The results that we get in the VAR function and the VARP function are different because the conditions in each function are different.

In the beginning, we have discussed that there are 4 steps in calculating the variation:

① Calculate the average difference for each data
② Square each of the differences
③ Add all calculated values
④ Divide everything by the number of data

The difference lies in step④, and this is what makes the result come out different from the VAR function and VARP function.

 

Below we discuss the difference of the VAR function and the VARP function.

The VAR function:

The VAR function identifies the selected data as a ‘sample‘ (A section of the whole data).
As the whole data number is unknown, in ④, the VAR function divides all the calculated values by the ‘selected data-1 (minus 1)‘, and try to avoid a biased result.

The VARP function:

We use the VARP function when the selected data is ‘complete‘ (i.e. all data is selected and there are no others).
Complete data = selected data for this function.

 

Furthermore, when calculating the variance, the ‘expected value’ (=accuracy of actual variance) becomes important and below are examples.

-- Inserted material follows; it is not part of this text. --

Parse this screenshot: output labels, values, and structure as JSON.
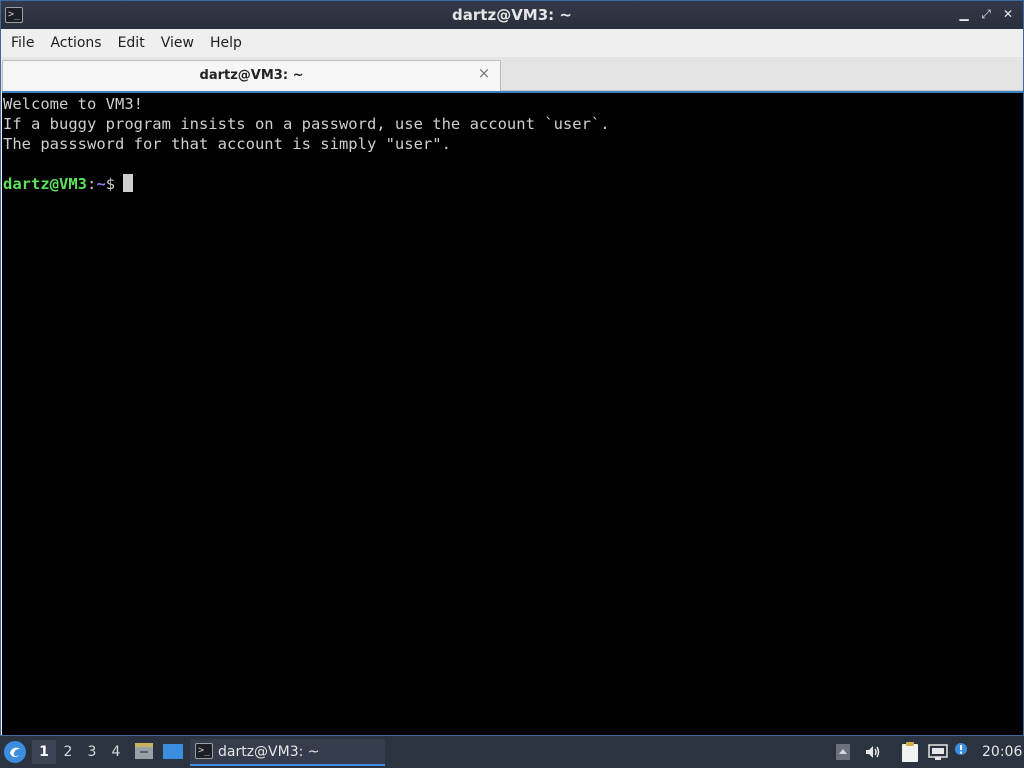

  • When there is a difference in the number of students between class A and class B, dividing the values by the ‘selected data-1 (minus 1)’ will make the expected value equal in each class. However, when dividing them merely by the ‘selected data’, the variance will tend to be smaller of that of the class with the smaller number of students.
  • When some students are absent on the day of the exam in class A, dividing the values by the ‘selected data-1’ will make the expected value equal regardless of absents. However, when dividing them merely by the ‘selected data’, the variance will tend to be smaller if there are absentees.

Therefore, in mathematics, we usually use the VAR function when calculating the variance.

 

We have discussed in full detail until here…

but it is still very confusing. To makes things easier, remember that…

↓Normally we would use this function
‘If there are a lot or an infinite number of data, or if the number of data is not certain, use the VAR function’

‘If all data is acknowledged and certain, use the VARP function’

 

Diagram example) VAR function

 

The VAR and VARP function may be extremely confusing, so if not sure, use the VAR function and select a section of the data and calculate.